The time cost of dragging out an election season is a serious burden for candidates, especially women. Our current culture dictates that women take on the majority of unpaid work at home, which means women who enter the workforce carry a dual burden that leaves them in major time poverty. The Pew Research Center found that working mothers in the United States spent an average of 25 hours per week on housework and childcare, compared to working fathers' 16 hours. And that’s on top of their full-time jobs. Imagine hearing that your race has gone into a runoff and you have to start all over again!

A twin-track solution

These systemic issues cause big problems for everyone involved, and these problems have a bigger impact on women. The situation for Republican women and women of color is even worse. To address challenges that are this multifaceted and deeply embedded, we need a twin-track approach.

Empowerment track: Powerful factors like cultural beliefs about gender roles, “viability,” and who is traditionally seen as worth investing in all keep women from running and winning in U.S. politics. Because of the world we live in, women need a community to encourage, educate and empower them to participate in politics. They need a community to invest and believe in them, and often to help them address any self-stigma that has been absorbed from the world around them. This track is critical, but it’s not enough on its own.

Systems track: Electoral policies, gatekeeper norms, antiquated governance practices and other systemic barriers restrict the pace of change, no matter how many women run for office. So while organizations and groups are doing the work of investing in and empowering women to run, win, serve and lead, we need to also invest in systems change that removes the built-in barriers that keep women out.

Solutions like ranked-choice voting (also known as instant runoff) kill several birds with one stone by eliminating vote splitting and spoilers, incentivizing positive campaigning, rewarding issue-focused campaigns, and making elections more affordable. Since candidates in RCV elections always win with a true majority, RCV also eliminates the need for these costly runoff elections that are hard for everyone, but even harder on women candidates.

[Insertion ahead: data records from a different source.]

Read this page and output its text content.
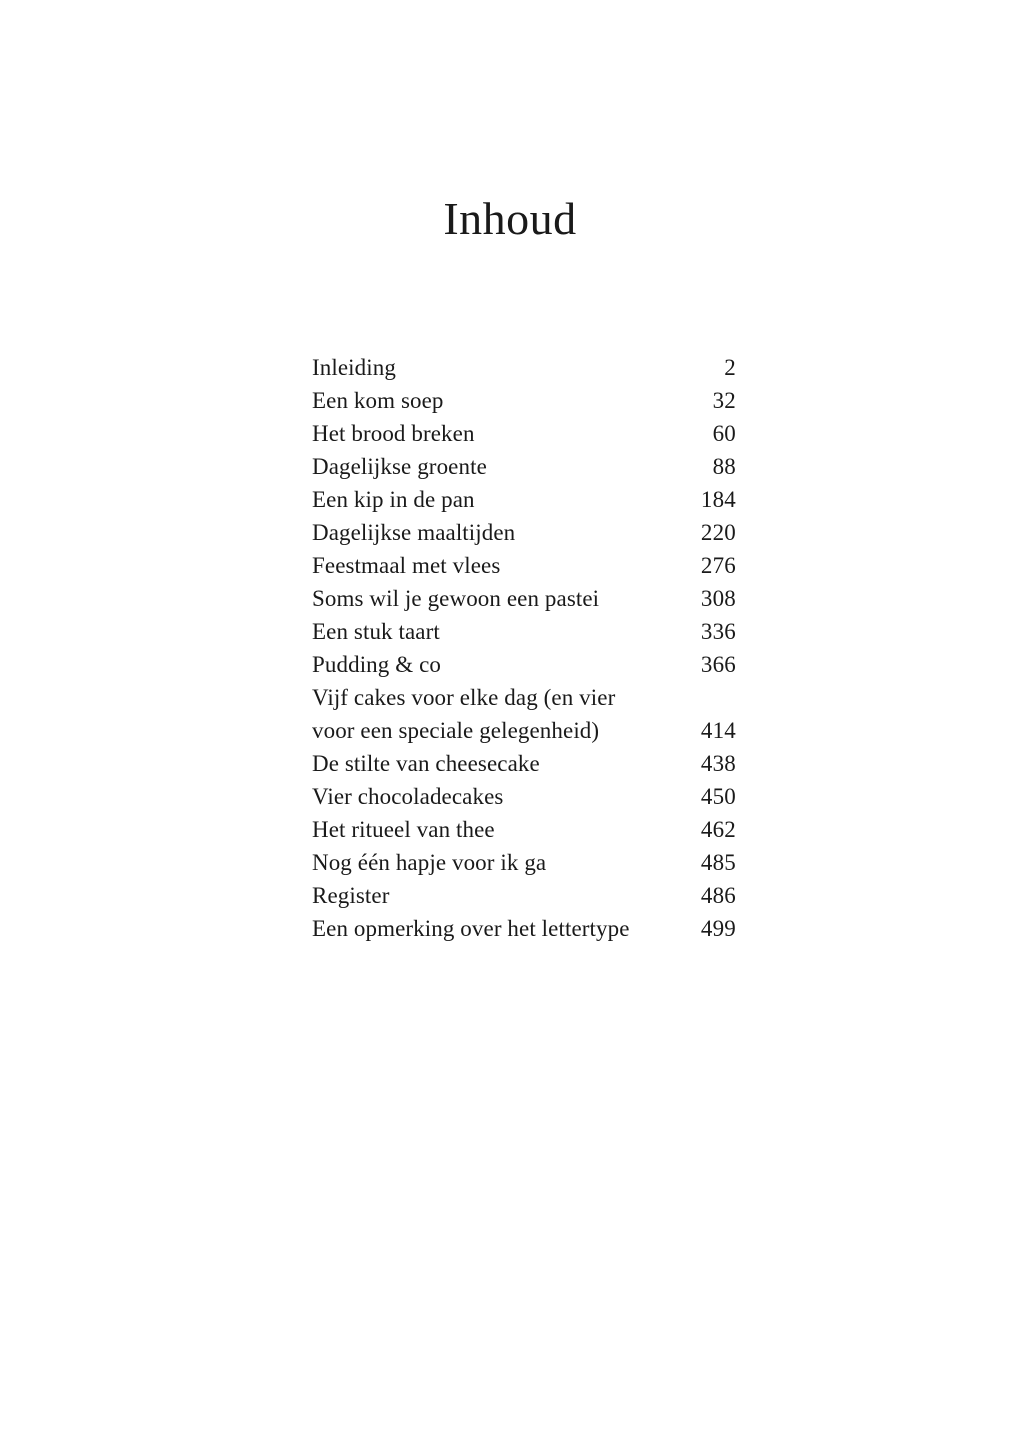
Inhoud
Inleiding	2
Een kom soep	32
Het brood breken	60
Dagelijkse groente	88
Een kip in de pan	184
Dagelijkse maaltijden	220
Feestmaal met vlees	276
Soms wil je gewoon een pastei	308
Een stuk taart	336
Pudding & co	366
Vijf cakes voor elke dag (en vier voor een speciale gelegenheid)	414
De stilte van cheesecake	438
Vier chocoladecakes	450
Het ritueel van thee	462
Nog één hapje voor ik ga	485
Register	486
Een opmerking over het lettertype	499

Why #RepresentationMatters

Representation is not just about fairness. It’s about better policy processes and outcomes. The United States is wading through a sea of challenges right now, and we need the best and the brightest at the table to successfully navigate these rough waters. Cutting women out of the equation severely limits that candidate pool and hamstrings our efforts to solve these pressing issues. To overcome powerful systemic barriers we need powerful systemic solutions.